The United Kingdom enacted the Terrorism Act 2000 and Proceeds of Crime Act 2002, giving authorities sweeping powers to freeze assets and prosecute financiers without waiting for a foreign government to hand them a list. Rwanda, having suffered the worst of what ethnic violence produces, rebuilt its entire security and intelligence apparatus around early detection and pre-emption.

The common thread is institutional ownership. These governments did not outsource their survival to external actors. Nigeria has repeatedly done exactly that – from relying on mercenaries to fight Boko Haram in 2015 to now needing an American designation list before freezing accounts that were apparently already known.

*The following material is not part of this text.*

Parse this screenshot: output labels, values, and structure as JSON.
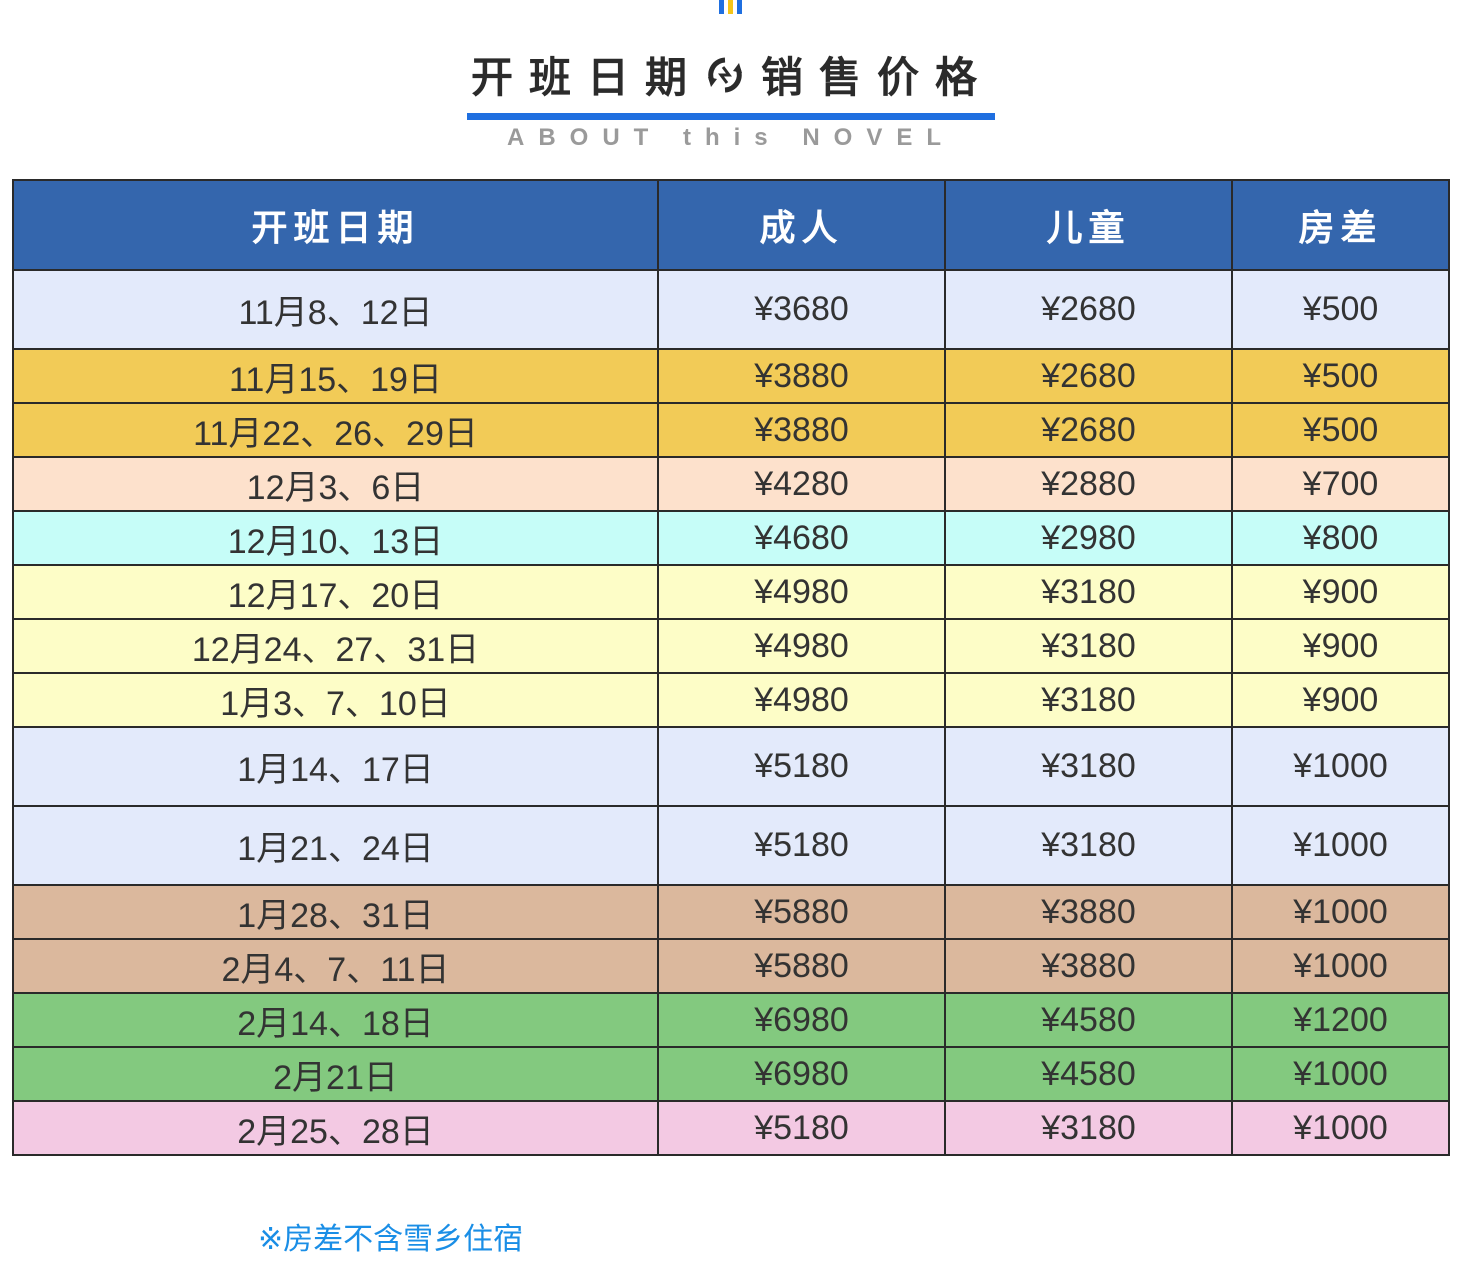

There is a more cynical reading that cannot be dismissed. Many Nigerians believe terrorism in Nigeria has, at various points, served political purposes. It has been weaponised in intra-elite conflicts. When terror is politically useful, it is managed rather than eliminated. When an external actor removes the political cover by publishing names publicly, sudden action becomes unavoidable.

This is not unique to Nigeria. Across weak institutional democracies, security threats are often managed as political instruments. The difference is the cost borne by ordinary citizens while elites play these games.

The nation requires structural change. The State Security Services, or DSS, the Nigerian Financial Intelligence Unit, and the Economic and Financial Crimes Commission must be genuinely operationally independent, insulated from political interference and mandated to act on intelligence without waiting for executive permission.

Terror financing leaves financial trails. Banks, mobile money platforms, and crypto-currency exchanges must be compelled under strengthened legislation to report suspicious patterns in real time. The NFIU has the framework; it lacks commitment or the political backing to enforce it fearlessly.

Community intelligence networks in affected regions must be funded, protected, and taken seriously. Most terror attacks are preceded by signals that local communities detect but have no safe channel to report.

Finally, Nigeria must stop treating external designations as a substitute for domestic accountability. Washington’s list should have been Abuja’s list first. That it was not is the indictment.

The Nigerian government’s sudden activation after the US release is not a sign of strength. It is a confession that the political will was always available, but was rationed according to convenience rather than deployed in service of the citizens paying the ultimate price.